A Staged Approach to Market
Rather than waiting for perfection, DiamFab is pursuing a pragmatic commercialization strategy. The company has identified three distinct timelines for different applications, allowing it to generate revenue while continuing development.
"As per today, in 2025, there are some applications where the current status is good enough to answer the needs of some niche applications," Llaurado said. "For example, for very high temperature electronics or electrochemistry metering."
Space applications represent the medium-term opportunity, with a 3-5 year development horizon. Here, diamond's ability to withstand radiation and extreme temperatures offers unique advantages for satellites and spacecraft.
The biggest prizes are automotive and renewable energy. But these require not just technical success but manufacturing scale to compete on cost. Llaurado estimates these mass markets are 5-10 years away, requiring what he calls "not only a technical challenge, but also an industrialization and scale up challenge."
Building the Ecosystem
DiamFab isn't going it alone. The company has assembled an impressive roster of partners, including STMicroelectronics, Schneider Electric, and Murata.
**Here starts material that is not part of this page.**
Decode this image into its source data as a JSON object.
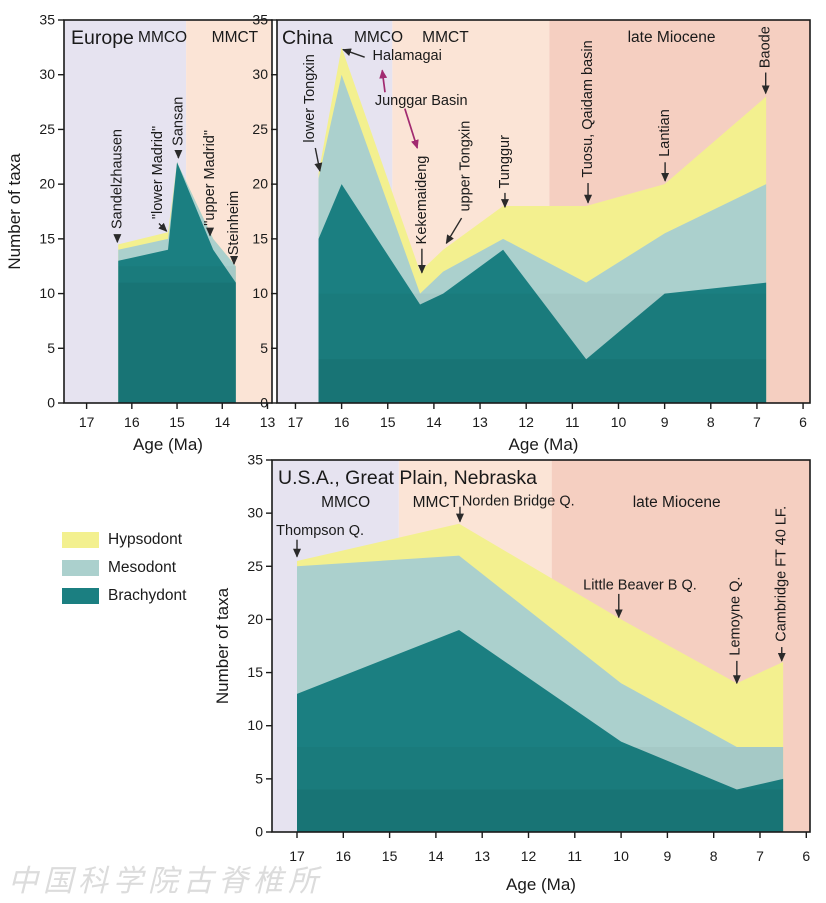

Through European Union-funded projects like "MOvE-Life," which focuses on integrating renewables into power grids, DiamFab is developing 20-kilovolt transistors that could replace entire arrays of conventional devices.
"When you have a DC transmission at 400 kilovolts, which is required to transport electricity... you need to put a lot of them in a series with complex control and cooling systems," Llaurado explained. "By having components that are able to withstand a much higher voltage, we can decrease the cost of the system and increase efficiency."
The company has also benefited from strong support from French institutions, with Bpifrance joining as an investor alongside regional development funds and venture capital firms like Asterion Ventures and Kreaxi.
The Road Ahead
DiamFab faces a critical period. The company is completing its pilot production line, hiring aggressively (six new research staff this year alone), and preparing for its next funding round—likely a mix of equity, debt, and government grants.
Llaurado strikes a balance between optimism and realism about the challenges ahead. "There are some [milestones] that we were actually beyond where expected," he said. "So we had good news, and the development had taken less time than we were expecting. Others, on the contrary, are taking some time. So we are making mitigation plans to accelerate it. But these are processes that take time."
The broader industry trends are encouraging. Major diamond substrate suppliers like Element Six and Applied Diamond Technology are committing to larger, higher-quality wafers. The power electronics market continues its explosive growth. And perhaps most importantly, customers are ready.
As one General Electric customer told Llaurado: "Listen, you don't have to worry about the end markets. If you make a good diamond, there will be a market for your diamond."